Adriana Alexina, de 38 anos, foi condenada a 12 anos de prisão; vítima, Ana Vitória, de 19 anos, foi atraída para o local sob falsos pretextos
Foto: Reprodução

BRASIL – Um crime chocante, ocorrido em 2018, voltou à tona após a condenação da empresária Adriana Alexina Leal Borges André, de 38 anos, pelo assassinato de sua ex-funcionária Ana Vitória Pereira Alves, então com 19 anos. O caso, motivado por ciúmes, teve novos detalhes revelados por uma amiga da vítima, que descreveu a emboscada armada pela acusada.

Segundo Cleia Teodoro, amiga de Ana Vitória, a jovem foi convencida a comparecer ao restaurante da empresária sob o pretexto de que Adriana estava passando mal e precisava de ajuda. Naquele sábado, Ana havia dormido na casa de Cleia e, após receber a ligação, decidiu ir trabalhar para ganhar um dinheiro extra.

Cleia afirmou ao g1 que desconfiou da situação e chegou a pedir que Ana não fosse. “Eu cheguei a pedir a ela para não ir! Mas ela quis ir”, lamentou. A empresária buscou a vítima em casa e as duas seguiram juntas de carro.

Já no trajeto, Ana Vitória enviou uma mensagem à amiga expressando medo: “Se acontecer algo comigo, foi a Adriana”. Cleia tentou alertá-la para voltar, mas horas depois a jovem foi morta com um tiro na cabeça dentro do estabelecimento.

De acordo com a polícia, ao chegarem ao local, Adriana confrontou Ana Vitória, perguntando se ela havia tido um caso com seu marido. A jovem teria confirmado e, em seguida, começado a ofender a empresária, dizendo que era mais nova e que já havia dormido com o marido dela na cama do casal.

Em meio à discussão, Adriana pegou uma arma e atirou na cabeça de Ana Vitória, que morreu no local. O marido da acusada, que estava nos fundos do restaurante, ouviu o disparo e fugiu com medo de também ser atingido.

Após o crime, Adriana correu para casa, pediu que a babá cuidasse do filho do casal, de 2 anos, e desapareceu. Dois dias depois, apresentou-se espontaneamente à polícia, foi indiciada por homicídio e liberada.

O caso só foi resolvido anos depois, quando ela foi condenada a 12 anos de prisão em regime fechado. A família de Ana Vitória criticou a pena, considerando-a branda diante da brutalidade do crime.

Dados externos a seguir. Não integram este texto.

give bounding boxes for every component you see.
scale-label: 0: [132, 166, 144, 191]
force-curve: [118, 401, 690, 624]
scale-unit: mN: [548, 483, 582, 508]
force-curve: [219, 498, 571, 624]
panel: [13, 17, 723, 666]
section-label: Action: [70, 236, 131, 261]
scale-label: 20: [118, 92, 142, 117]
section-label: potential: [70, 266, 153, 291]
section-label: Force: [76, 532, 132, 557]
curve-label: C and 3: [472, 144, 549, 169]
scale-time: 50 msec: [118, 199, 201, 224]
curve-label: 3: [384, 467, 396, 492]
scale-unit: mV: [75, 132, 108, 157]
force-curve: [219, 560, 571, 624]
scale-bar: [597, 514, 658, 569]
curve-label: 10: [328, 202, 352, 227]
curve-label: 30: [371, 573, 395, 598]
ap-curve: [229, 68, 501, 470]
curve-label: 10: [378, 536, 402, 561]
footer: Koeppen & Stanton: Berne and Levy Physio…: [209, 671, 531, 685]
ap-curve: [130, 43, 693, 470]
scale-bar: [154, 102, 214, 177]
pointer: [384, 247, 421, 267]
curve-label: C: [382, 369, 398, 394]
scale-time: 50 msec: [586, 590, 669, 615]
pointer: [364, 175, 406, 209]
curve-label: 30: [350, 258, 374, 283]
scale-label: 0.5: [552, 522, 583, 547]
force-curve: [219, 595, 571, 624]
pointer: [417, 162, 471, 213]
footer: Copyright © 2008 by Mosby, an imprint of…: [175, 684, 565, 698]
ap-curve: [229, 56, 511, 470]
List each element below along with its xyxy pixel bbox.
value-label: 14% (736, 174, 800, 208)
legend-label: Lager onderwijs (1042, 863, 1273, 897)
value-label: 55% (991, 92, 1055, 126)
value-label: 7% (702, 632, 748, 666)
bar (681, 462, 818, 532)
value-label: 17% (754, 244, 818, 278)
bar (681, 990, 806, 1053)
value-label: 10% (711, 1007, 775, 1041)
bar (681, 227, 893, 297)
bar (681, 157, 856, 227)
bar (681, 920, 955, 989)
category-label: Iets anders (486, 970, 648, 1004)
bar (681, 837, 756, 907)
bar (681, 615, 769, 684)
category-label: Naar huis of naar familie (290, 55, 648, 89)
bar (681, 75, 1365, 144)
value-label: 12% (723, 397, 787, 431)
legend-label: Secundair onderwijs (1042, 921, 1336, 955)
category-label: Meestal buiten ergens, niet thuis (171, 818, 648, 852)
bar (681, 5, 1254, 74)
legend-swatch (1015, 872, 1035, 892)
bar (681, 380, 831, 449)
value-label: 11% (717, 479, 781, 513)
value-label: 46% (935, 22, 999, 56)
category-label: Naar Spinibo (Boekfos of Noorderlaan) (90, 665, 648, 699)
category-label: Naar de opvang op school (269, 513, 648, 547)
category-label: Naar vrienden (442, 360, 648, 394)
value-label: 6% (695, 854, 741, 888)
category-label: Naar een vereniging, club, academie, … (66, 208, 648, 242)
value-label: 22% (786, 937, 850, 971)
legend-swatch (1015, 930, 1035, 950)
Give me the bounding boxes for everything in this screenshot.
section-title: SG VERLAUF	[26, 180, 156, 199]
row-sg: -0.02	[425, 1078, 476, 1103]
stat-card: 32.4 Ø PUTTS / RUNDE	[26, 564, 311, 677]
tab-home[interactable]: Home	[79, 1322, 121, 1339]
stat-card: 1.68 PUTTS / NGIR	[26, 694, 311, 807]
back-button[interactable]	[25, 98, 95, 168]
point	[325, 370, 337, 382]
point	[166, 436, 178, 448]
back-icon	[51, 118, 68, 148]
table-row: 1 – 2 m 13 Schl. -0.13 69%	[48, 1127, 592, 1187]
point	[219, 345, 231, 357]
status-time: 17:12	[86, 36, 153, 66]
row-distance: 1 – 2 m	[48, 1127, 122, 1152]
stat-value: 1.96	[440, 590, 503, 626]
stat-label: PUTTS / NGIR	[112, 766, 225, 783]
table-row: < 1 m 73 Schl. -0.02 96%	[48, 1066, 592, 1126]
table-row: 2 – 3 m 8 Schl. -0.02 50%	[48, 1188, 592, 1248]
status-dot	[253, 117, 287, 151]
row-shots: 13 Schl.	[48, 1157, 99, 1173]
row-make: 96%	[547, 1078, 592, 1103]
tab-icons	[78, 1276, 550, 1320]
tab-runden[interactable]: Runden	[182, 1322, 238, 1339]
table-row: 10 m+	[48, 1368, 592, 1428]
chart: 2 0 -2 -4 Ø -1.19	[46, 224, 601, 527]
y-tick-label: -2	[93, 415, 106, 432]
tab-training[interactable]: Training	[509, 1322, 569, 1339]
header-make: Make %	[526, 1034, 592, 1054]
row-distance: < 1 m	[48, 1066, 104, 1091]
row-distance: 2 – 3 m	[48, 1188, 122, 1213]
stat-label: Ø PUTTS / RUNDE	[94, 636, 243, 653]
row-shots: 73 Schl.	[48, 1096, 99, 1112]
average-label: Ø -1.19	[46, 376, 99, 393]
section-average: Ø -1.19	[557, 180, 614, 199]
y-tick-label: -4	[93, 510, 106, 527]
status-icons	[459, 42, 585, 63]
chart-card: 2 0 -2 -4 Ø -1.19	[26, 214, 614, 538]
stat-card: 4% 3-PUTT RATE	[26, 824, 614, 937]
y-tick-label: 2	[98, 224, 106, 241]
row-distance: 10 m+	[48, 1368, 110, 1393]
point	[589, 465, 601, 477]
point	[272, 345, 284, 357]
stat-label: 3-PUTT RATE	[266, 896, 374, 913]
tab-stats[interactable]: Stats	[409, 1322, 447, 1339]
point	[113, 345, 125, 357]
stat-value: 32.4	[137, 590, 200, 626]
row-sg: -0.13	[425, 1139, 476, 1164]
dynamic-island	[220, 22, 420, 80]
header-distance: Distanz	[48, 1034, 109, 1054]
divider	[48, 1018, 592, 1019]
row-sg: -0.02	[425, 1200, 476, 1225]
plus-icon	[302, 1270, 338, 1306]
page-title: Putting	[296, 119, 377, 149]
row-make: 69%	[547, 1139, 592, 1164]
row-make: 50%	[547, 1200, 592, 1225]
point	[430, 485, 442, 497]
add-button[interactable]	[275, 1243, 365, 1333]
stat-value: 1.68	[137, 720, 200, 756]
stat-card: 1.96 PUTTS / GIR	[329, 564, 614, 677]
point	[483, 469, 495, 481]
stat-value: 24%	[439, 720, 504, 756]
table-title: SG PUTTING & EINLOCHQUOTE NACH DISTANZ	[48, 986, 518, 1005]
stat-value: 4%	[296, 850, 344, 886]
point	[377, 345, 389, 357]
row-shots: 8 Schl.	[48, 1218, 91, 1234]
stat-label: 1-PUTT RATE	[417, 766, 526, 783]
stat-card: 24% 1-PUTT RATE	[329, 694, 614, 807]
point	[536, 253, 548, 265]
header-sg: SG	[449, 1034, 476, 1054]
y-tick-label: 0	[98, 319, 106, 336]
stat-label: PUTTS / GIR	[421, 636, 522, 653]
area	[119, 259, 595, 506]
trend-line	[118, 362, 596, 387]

O assassinato ocorreu em março de 2018, mas Adriana só foi presa em 2025, sete anos depois do crime. A defesa da empresária não se manifestou até o fechamento desta reportagem.

O caso chocou Catalão e reacendeu discussões sobre violência contra mulheres e justiça. Ana Vitória, que tinha apenas 19 anos, deixou familiares e amigos em luto por uma morte que poderia ter sido evitada.